I remember that one day, when I was thirteen, I went out one morning
after breakfast to look for plovers' eggs, just at the beginning of
the laying season when all the eggs one found were practically new-
laid. My plan was that of the native boys, to go at a fast gallop over
the plain and mark the spot far ahead where a lapwing was seen to rise
and fly straight away to some distance. For this method some training
is necessary to success, as in many cases more birds than one--
sometimes as many as three or four--would be seen to rise at various
points and distances, and one had to mark and keep in memory the exact
spots to visit them successively and find the nests.
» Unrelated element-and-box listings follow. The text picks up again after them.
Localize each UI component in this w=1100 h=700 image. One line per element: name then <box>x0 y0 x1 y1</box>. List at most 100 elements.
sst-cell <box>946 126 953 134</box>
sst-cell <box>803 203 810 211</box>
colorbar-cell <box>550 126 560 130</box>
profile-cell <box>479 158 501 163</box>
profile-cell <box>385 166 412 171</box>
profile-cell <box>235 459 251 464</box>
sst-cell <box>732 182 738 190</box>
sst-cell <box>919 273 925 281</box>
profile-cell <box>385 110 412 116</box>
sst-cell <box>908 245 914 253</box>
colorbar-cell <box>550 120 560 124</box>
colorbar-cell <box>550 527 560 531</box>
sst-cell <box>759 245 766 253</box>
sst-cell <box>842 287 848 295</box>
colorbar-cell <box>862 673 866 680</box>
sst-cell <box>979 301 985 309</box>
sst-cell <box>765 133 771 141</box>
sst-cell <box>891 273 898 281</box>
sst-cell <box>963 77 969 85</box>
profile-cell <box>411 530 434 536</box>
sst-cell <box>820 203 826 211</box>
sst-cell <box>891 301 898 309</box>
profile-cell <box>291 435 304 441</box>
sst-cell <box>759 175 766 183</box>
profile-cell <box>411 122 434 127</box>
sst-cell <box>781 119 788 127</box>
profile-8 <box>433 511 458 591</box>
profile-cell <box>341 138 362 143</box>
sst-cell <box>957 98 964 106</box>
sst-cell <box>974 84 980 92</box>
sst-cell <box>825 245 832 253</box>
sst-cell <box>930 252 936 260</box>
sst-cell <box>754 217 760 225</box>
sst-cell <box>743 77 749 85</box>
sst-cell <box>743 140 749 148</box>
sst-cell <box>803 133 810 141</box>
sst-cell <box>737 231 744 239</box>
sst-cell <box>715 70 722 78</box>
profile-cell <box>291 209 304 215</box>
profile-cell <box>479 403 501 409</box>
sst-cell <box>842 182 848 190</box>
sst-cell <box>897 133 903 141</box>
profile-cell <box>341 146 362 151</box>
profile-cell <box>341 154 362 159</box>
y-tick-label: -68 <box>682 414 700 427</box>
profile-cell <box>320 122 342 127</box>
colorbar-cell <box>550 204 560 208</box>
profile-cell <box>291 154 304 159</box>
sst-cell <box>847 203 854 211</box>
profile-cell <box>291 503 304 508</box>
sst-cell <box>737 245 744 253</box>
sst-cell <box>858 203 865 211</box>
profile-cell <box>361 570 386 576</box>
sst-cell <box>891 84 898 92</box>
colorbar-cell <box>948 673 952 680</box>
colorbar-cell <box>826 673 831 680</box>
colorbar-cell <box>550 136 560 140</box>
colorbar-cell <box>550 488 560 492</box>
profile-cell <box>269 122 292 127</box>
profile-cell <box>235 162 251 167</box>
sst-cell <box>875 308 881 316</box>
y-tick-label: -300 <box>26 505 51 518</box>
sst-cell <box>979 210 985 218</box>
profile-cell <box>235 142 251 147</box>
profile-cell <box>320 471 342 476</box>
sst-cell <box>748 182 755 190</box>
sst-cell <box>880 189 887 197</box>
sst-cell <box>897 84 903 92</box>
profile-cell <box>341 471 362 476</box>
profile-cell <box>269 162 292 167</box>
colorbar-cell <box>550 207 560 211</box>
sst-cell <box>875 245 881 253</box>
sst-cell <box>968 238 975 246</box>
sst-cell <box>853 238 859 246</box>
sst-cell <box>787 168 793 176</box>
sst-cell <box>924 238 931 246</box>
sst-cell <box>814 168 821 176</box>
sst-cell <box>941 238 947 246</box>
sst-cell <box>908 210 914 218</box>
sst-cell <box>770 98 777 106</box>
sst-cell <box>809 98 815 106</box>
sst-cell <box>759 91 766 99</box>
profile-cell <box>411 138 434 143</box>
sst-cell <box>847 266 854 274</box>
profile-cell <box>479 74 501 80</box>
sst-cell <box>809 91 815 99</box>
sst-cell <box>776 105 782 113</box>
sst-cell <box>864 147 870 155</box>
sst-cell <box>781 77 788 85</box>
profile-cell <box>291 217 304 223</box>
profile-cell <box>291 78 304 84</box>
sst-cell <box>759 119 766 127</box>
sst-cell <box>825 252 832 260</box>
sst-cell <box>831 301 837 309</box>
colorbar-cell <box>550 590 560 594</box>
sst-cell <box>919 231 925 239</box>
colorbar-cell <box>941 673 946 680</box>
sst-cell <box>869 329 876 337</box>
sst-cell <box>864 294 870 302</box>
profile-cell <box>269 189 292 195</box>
The English
method of going out and quartering the ground in search of a nest in
likely places where the birds breed was too slow for us.
The nests I found that morning contained one or two and sometimes
three eggs--very rarely the full clutch of four. Before midday I had
got back with a bag of sixty-four eggs; and that was the largest
number I ever gathered at one time.
Our dinner consisted of meat and pumpkin, boiled or baked, maize "in
the milk" in its season and sweet potatoes, besides the other common
vegetables and salads. Maize-meal puddings and pumpkin pies and tarts
were common with us, but the sweet we loved best was a peach-pie, made
like an apple-pie with a crust, and these came in about the middle of
February and lasted until April or even May, when our late variety,
which we called "winter peach," ripened.